When you spend 50-plus years around the NBA as a player, coach and executive, you move on to the next challenge. And so Thorn will arrive at the sport’s pinnacle today, officially enshrined into the Naismith Memorial Basketball Hall of Fame as a contributor.

It’s a stellar Class of 2018, with names such as Grant Hill, Jason Kidd, Steve Nash, Ray Allen and Chicago native Maurice Cheeks, among others, entering as players.

“To be selected to this august company is very humbling,” Thorn said.

Thorn, 77, was a good enough player out of West Virginia to be selected second by the Baltimore Bullets in the 1963 NBA draft and spent eight seasons with four teams. He moved on from his Bulls’ firing to work 14 years as the NBA’s executive vice president of basketball operations, doling out discipline and bettering the game.

During this time, he also helped assemble the original Dream Team, reconnecting with Jordan and helping USA Basketball reclaim its world supremacy with a captivating squad on and off the court at the 1992 Barcelona Olympics.

Perhaps his greatest achievement came when he took over a Nets team that went 26-56 in 2000-01, traded All-Star Stephon Marbury to the Suns for Kidd and experienced back-to-back trips to the NBA Finals while being named Executive of the Year by his peers in 2002.

Still, as far as Bulls fans are concerned, Thorn always will be the one smiling next to Jordan in June 1984.

Jordan was named Rookie of the Year on his way to one of the greatest careers in professional sports.
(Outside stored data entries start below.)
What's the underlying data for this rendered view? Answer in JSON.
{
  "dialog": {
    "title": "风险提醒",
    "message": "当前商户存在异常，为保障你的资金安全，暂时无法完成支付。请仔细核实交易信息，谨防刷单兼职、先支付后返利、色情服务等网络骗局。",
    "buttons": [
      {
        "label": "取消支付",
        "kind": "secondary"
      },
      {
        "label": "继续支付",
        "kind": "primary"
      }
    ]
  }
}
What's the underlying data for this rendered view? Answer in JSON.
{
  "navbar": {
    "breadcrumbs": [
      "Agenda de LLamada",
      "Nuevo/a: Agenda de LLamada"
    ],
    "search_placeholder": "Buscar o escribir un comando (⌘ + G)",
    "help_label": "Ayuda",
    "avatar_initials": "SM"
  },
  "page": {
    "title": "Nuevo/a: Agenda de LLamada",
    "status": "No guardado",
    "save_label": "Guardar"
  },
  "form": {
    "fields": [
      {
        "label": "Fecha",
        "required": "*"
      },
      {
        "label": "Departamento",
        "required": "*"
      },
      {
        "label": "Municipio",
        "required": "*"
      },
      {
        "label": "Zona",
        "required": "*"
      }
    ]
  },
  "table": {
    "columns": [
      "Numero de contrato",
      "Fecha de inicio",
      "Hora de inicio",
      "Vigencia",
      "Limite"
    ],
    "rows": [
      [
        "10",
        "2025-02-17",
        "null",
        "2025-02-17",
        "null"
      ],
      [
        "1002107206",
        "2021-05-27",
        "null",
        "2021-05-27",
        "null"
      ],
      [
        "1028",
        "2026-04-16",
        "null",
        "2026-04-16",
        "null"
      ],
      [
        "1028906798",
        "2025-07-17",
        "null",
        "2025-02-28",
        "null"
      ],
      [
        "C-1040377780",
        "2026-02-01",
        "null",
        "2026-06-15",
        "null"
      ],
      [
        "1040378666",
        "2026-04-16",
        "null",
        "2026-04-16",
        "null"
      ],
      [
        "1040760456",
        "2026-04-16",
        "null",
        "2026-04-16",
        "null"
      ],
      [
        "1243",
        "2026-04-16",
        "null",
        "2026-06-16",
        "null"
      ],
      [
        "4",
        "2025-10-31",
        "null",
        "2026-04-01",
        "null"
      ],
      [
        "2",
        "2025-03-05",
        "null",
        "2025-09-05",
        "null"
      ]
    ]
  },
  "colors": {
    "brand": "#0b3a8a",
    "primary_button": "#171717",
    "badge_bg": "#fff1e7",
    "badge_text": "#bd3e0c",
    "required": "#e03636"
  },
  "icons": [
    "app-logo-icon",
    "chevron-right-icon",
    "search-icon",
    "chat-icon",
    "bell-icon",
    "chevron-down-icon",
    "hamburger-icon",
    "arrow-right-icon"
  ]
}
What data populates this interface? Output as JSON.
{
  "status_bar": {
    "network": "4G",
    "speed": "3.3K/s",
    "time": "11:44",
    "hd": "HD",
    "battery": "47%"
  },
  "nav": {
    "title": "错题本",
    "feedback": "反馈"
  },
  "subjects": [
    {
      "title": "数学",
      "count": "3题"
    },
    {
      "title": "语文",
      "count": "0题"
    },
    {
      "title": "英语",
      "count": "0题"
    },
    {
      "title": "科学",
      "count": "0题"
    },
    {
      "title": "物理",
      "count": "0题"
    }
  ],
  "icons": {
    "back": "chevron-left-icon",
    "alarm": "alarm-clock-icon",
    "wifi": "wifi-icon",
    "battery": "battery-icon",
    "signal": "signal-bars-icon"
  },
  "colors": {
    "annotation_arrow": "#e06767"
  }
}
Thorn moved forward too.

“I’ve been fired a couple times in my life,” he said. “I always looked at it that I did the best I could and worked as hard as I possibly could and whatever comes next would be better. It turns out the way it’s supposed to. There’s a winding road.”

That road briefly led back to Jordan, who initially was noncommittal when Thorn called him to play in the 1992 Barcelona Olympics.

“He had been on the Olympic team before [in 1984]. The Bulls were playing deep into the summer every year,” Thorn said. “But he called back and said he’d love to do it.”

Jordan joined Magic Johnson, Larry Bird, Scottie Pippen, Patrick Ewing, Karl Malone and other future Hall of Famers, all at or near the peaks of their careers.

“That was probably the greatest team ever assembled. And the players interacted so well. We didn’t have any problems,” Thorn said. “And a lot of it had to do with Michael because he didn’t try to just take over everything and try to be the big scorer or try to dominate the games. The team was unbelievable to be around, a joy to sit there and watch. It’s one of the happiest moments of my basketball career.”

Indeed, it’s not a stretch to say that team changed international basketball forever.

“They showed everybody the world had a ways to go to catch up. Which they did,” Thorn said, citing the Americans’ near-loss in 2000 and loss in 2004. “It got basketball better all over the world. Now, when you look at the NBA, over 100 players are internationals. The game has changed from an inside-out game to an outside-in game. It has materially changed.”

Thorn worked for the Bulls under Jonathan Kovler and Arthur Wirtz from 1978 to 1985, briefly serving as interim coach for a 15-15 stretch during the 1981-82 season. In his first draft, he selected Reggie Theus.

“We had some pretty good times and then some not-so-good times,” Thorn said. “We were never able to fully get the right people around Artis [Gilmore] to capitalize on his strengths. But my wife and I loved our time in Chicago. It’s one of the great cities in this country and certainly one of the great sports towns.

“The old Chicago Stadium, when you had a big crowd, was as good a homecourt as any in the NBA. The acoustics were such that sound hovered right over the floor. I know from coaching there 30 games, one night we were playing Boston and we had a timeout. And I couldn’t hear anything.”

On Friday, Thorn will hear his name called for his sport’s highest recognition, a fitting stop along the winding road.